I’ll just go ahead and say this up front: I should have done this better.
I don’t think it’s a bad interview, per se, but I like Zach Galifianakis, both as an actor and as a comic, and I think he’s one of those guys with a razor-sharp mind. I also think it’s really easy to lose him in a conversation if you’re not keeping him interested. When you’re at a junket, you’re one of a parade of people who trot into the room in what must feel like a blur to the people sitting in that chair, and you don’t really have a conversation. You have the illusion of a conversation. You have to hit the ground running and then hope you can get one or two good sound bites before they hustle you out the door for the next person.
With Zach, I feel like I never really found my way into the conversation, and the result is a perfectly pleasant five minutes or so, but that’s not what I was hoping for. I was hoping I’d engage him and draw something special out of him. Nope.
He gives a very strong performance in “Puss In Boots” as Humpty Alexander Dumpty, an egg who grew up with Puss In Boots in an orphanage, and who plays a key role in the adventure that Puss goes on in the film. It’s a surprising piece of work, subtle and sad at times and deeply, deeply strange. The design of the character is something else, oddly lifelike despite the fact that he’s… well, as I said, an egg.

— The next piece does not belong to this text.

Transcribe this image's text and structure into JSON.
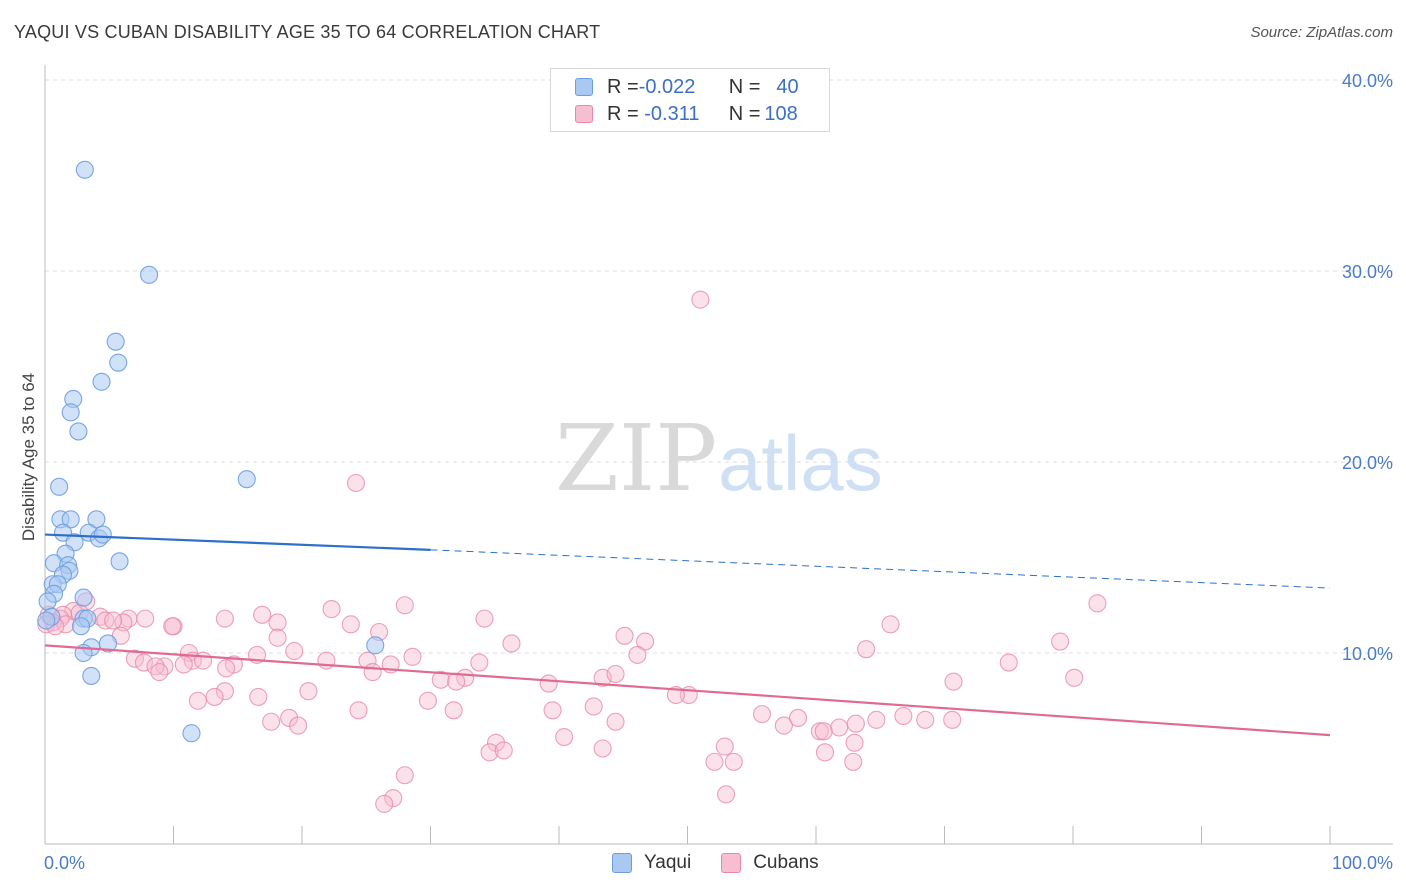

I think you could have cast 20 other people as Humpty and you would have gotten fairly normal, completely expected performances that emphasized the character’s biggest mannerisms. Zach went the other direction entirely, and the result is something I just plain didn’t expect. I love being surprised in the theater, and I think because the work itself is so good, that’s the main reason I wish I’d either had more time with Zach or that I’d figured out the right way into this discussion.
Whatever the case, it’s always good to see him, and in this case, I think he’s given one of the year’s unlikeliest great performances.
“Puss In Boots” opens everywhere this Friday.